What direction is the light coming from?

When shooting outdoors, frontlighting (sun behind the photographer) is most commonly used and the least interesting direction of light for your images. It works well for showing great detail on the surface of your subject, such as flowers blossoms, but sidelighting is a much better light to use whenever feasible. Sidelighting adds depth impact to your photos, whether your subject is a pinecone, sand dune ripples, a vast forested landscape, or a bustling cityscape. The most dramatic is backlighting, or shooting "against the light." This technique is difficult to master, but worth it. Backlighting can be used to create silhouettes of the subjects in the foreground (often people) with wonderful results. Think backlighting when photographing anything translucent such as misty spider webs, delicate blooms, or wispy blond hair. When using backlight to photograph a person, use your flash or a reflector to lighten the face and avoid an unintentional silhouette.
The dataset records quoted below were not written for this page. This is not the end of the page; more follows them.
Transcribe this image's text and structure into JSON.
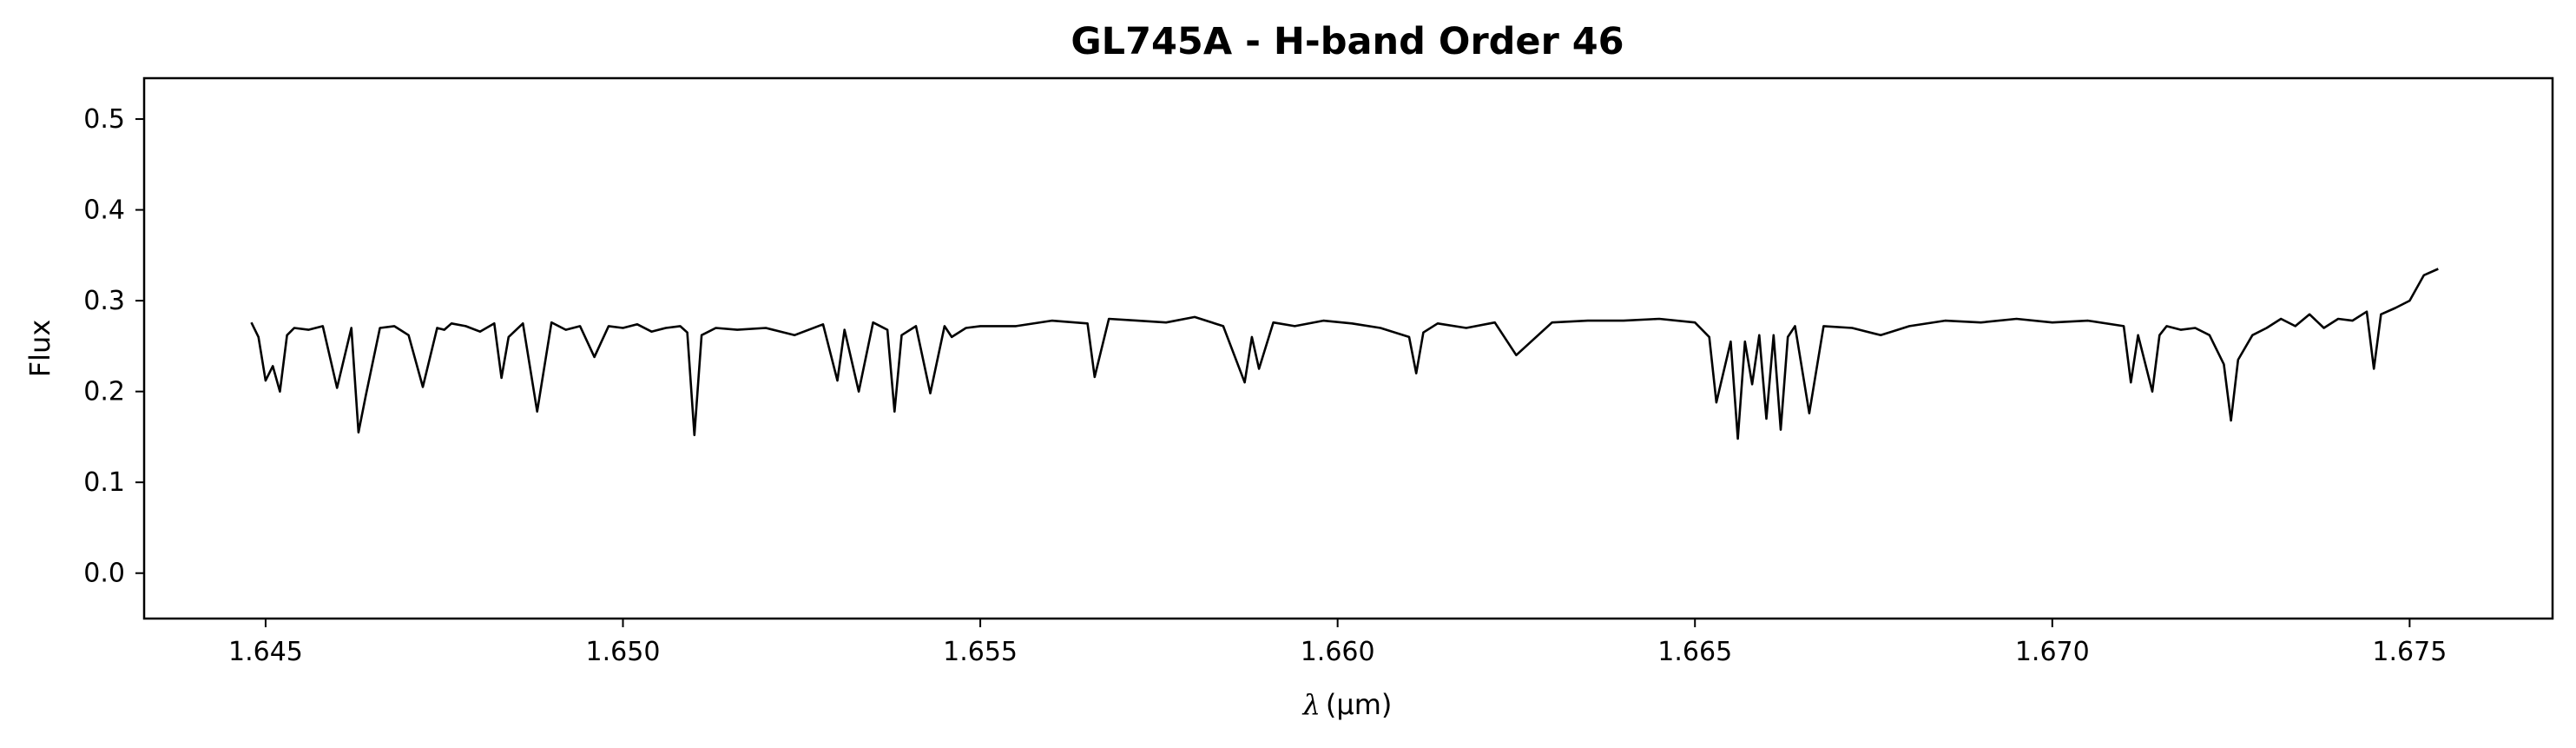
{
  "chart_data": {
    "type": "line",
    "title": "GL745A - H-band Order 46",
    "xlabel_symbol": "λ",
    "xlabel_unit": "(μm)",
    "ylabel": "Flux",
    "xlim": [
      1.6433,
      1.677
    ],
    "ylim": [
      -0.05,
      0.545
    ],
    "xticks": [
      1.645,
      1.65,
      1.655,
      1.66,
      1.665,
      1.67,
      1.675
    ],
    "xtick_labels": [
      "1.645",
      "1.650",
      "1.655",
      "1.660",
      "1.665",
      "1.670",
      "1.675"
    ],
    "yticks": [
      0.0,
      0.1,
      0.2,
      0.3,
      0.4,
      0.5
    ],
    "ytick_labels": [
      "0.0",
      "0.1",
      "0.2",
      "0.3",
      "0.4",
      "0.5"
    ],
    "grid": false,
    "line_color": "#000000",
    "series": [
      {
        "x": [
          1.6448,
          1.6449,
          1.645,
          1.6451,
          1.6452,
          1.6453,
          1.6454,
          1.6456,
          1.6458,
          1.646,
          1.6462,
          1.6463,
          1.6464,
          1.6466,
          1.6468,
          1.647,
          1.6472,
          1.6474,
          1.6475,
          1.6476,
          1.6478,
          1.648,
          1.6482,
          1.6483,
          1.6484,
          1.6486,
          1.6488,
          1.649,
          1.6492,
          1.6494,
          1.6496,
          1.6498,
          1.65,
          1.6502,
          1.6504,
          1.6506,
          1.6508,
          1.6509,
          1.651,
          1.6511,
          1.6513,
          1.6516,
          1.652,
          1.6524,
          1.6528,
          1.653,
          1.6531,
          1.6533,
          1.6535,
          1.6537,
          1.6538,
          1.6539,
          1.6541,
          1.6543,
          1.6545,
          1.6546,
          1.6548,
          1.655,
          1.6555,
          1.656,
          1.6565,
          1.6566,
          1.6568,
          1.6572,
          1.6576,
          1.658,
          1.6584,
          1.6587,
          1.6588,
          1.6589,
          1.6591,
          1.6594,
          1.6598,
          1.6602,
          1.6606,
          1.661,
          1.6611,
          1.6612,
          1.6614,
          1.6618,
          1.6622,
          1.6625,
          1.663,
          1.6635,
          1.664,
          1.6645,
          1.665,
          1.6652,
          1.6653,
          1.6655,
          1.6656,
          1.6657,
          1.6658,
          1.6659,
          1.666,
          1.6661,
          1.6662,
          1.6663,
          1.6664,
          1.6666,
          1.6668,
          1.6672,
          1.6676,
          1.668,
          1.6685,
          1.669,
          1.6695,
          1.67,
          1.6705,
          1.671,
          1.6711,
          1.6712,
          1.6714,
          1.6715,
          1.6716,
          1.6718,
          1.672,
          1.6722,
          1.6724,
          1.6725,
          1.6726,
          1.6728,
          1.673,
          1.6732,
          1.6734,
          1.6736,
          1.6738,
          1.674,
          1.6742,
          1.6744,
          1.6745,
          1.6746,
          1.6748,
          1.675,
          1.6752,
          1.6754
        ],
        "y": [
          0.276,
          0.26,
          0.212,
          0.228,
          0.2,
          0.262,
          0.27,
          0.268,
          0.272,
          0.204,
          0.27,
          0.155,
          0.195,
          0.27,
          0.272,
          0.262,
          0.205,
          0.27,
          0.268,
          0.275,
          0.272,
          0.266,
          0.275,
          0.215,
          0.26,
          0.275,
          0.178,
          0.276,
          0.268,
          0.272,
          0.238,
          0.272,
          0.27,
          0.274,
          0.266,
          0.27,
          0.272,
          0.265,
          0.152,
          0.262,
          0.27,
          0.268,
          0.27,
          0.262,
          0.274,
          0.212,
          0.268,
          0.2,
          0.276,
          0.268,
          0.178,
          0.262,
          0.272,
          0.198,
          0.272,
          0.26,
          0.27,
          0.272,
          0.272,
          0.278,
          0.275,
          0.216,
          0.28,
          0.278,
          0.276,
          0.282,
          0.272,
          0.21,
          0.26,
          0.225,
          0.276,
          0.272,
          0.278,
          0.275,
          0.27,
          0.26,
          0.22,
          0.265,
          0.275,
          0.27,
          0.276,
          0.24,
          0.276,
          0.278,
          0.278,
          0.28,
          0.276,
          0.26,
          0.188,
          0.255,
          0.148,
          0.255,
          0.208,
          0.262,
          0.17,
          0.262,
          0.158,
          0.26,
          0.272,
          0.176,
          0.272,
          0.27,
          0.262,
          0.272,
          0.278,
          0.276,
          0.28,
          0.276,
          0.278,
          0.272,
          0.21,
          0.262,
          0.2,
          0.262,
          0.272,
          0.268,
          0.27,
          0.262,
          0.23,
          0.168,
          0.235,
          0.262,
          0.27,
          0.28,
          0.272,
          0.285,
          0.27,
          0.28,
          0.278,
          0.288,
          0.225,
          0.285,
          0.292,
          0.3,
          0.328,
          0.335
        ]
      }
    ]
  }
}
What's going on in the sky?

A clear blue sky is almost never as interesting or as dramatic as low lying mist, a distant storm, or the intensely orange and pink clouds at sunset. Remember that light and shadow in the sky can create beauty, drama, and endless photographic possibilities.

How's the weather?

Contrary to what most people may think, bad weather may be the best time to get out the camera. Rainy, overcast days can provide unusual opportunities for some great photos. Foggy or misty weather can evoke moody, even surreal images. Overcast days are perfect for photographing people. Absent are harsh shadows and squinty eyes, and the necessity of positioning your subject according to the location of the sun. Facial features are softer, and sometimes more animated, such as during a downpour, or in the faces of children splashing in a puddle or huddled under an umbrella. On a gray day, look for bright colors, remembering that rain intensifies them. Conversely, light on a gloomy day can be soft and muted. Look for subtle shades of color in landscapes that may not be apparent on bright sunny days. Use a tripod in low light conditions where slower shutter speeds may be necessary. If you can't control the shutter speed on your camera, use a faster film on less than perfect-weather days, such as 200 or even 400 ISO.

When to use a flash?

Beyond after-dark snap shots, flash photography can be extremely useful when taking photographs out-of-doors. Use a fill-flash to lighten unflattering midday shadows on the face of your subject. Better yet, turn the subject into the shade for backlight, then use a fill-flash to lighten the face. Use the flash to lighten overall dark scenes, or to add sparkle in dreary weather. Your flash can be used to highlight interesting areas within the image frame, which is especially effective if you are able to adjust the output of your flash and preserve the ambient light of the scene. Fill-flash can even be used to emphasize movement. This can be done by combining existing light exposure with flash and a slow shutter speed. The resulting image, called "flash ghosting," will be slightly blurred, emphasizing motion.

How about a reflector?

This is a tool that every photographer should have. A reflector can often provide just enough "fill" without using any flash at all by bouncing light from behind your subject back to the subject. You can see the effect immediately, prior to snapping the picture. A large piece of white poster board works well, but is not very handy. You can purchase collapsible reflectors in various sizes and colors. Gold, for example, can transform cool facial shadows into warm pleasing skin tones.

Taking pictures outdoors can be challenging, stimulating, and full of exciting possibilities. Experiment with light, as well as composition, subject matter, color, and theme. Learn everything you can about your equipment and how to use it.